Service innovation strategies in financial service industry: the perspective of reverse product cycle and innovation type

Authors: Phil Yihsing Yang, Jian-Hang Wang, Wang-Yin Ruan

Journal: Chia Da Management Review. Dec. 2013, 33(2): 31-74.

Keywords: Service Innovation; Disruptive Innovation; Reverse Product Cycle; Firm Performance

Abstract:
The importance of service innovation has been widely recognized for enterprises in responding to transformational economic structure. Previous studies have focused on manufacturing industry (e.g. product and process innovation); little theoretical and empirical works have linked with financial service industry. Little research investigated the appropriate service innovation strategies that influence firm performance. This study developed a 2x2 matrix and classified innovation strategies into four cells including: Steady Value-Added, Emerging Goals, Prosperous Business, and Satisfactory Efficiency according to the theories of Reverse Product Cycle and innovation type. This study used 189 public listed financial banking firms in Taiwan as samples. Ultimately, 48 general managers as the respondents returned valid questionnaires (a response rate of 24%). Through the cluster analysis, the strategies Steady Value-Added, Emerging Goals and Prosperous Business were clarified.
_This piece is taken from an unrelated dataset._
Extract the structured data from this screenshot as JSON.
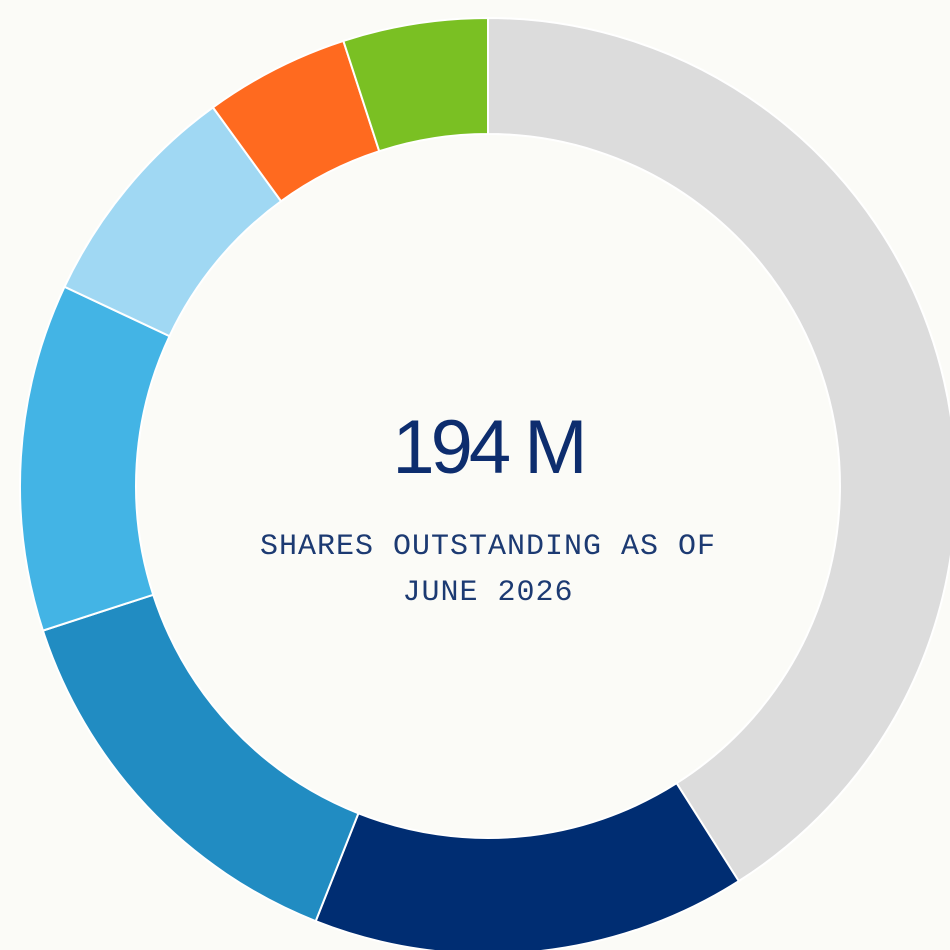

Specifically, the firm performance of Steady Value-Added Strategy was higher than those of Emerging Goals Strategy and Prosperous Business Strategy. The result shows that the disruptive innovations are the majority in Taiwan's financial market; however, the sustaining innovations have the higher impacts on firm performance than the disruptive innovations. The innovation strategies combined with customized services help financial service firms to accurately respond to customers' demands and build sustainable competitive advantages. Managerial and policy implications from the research findings were provided in the conclusions.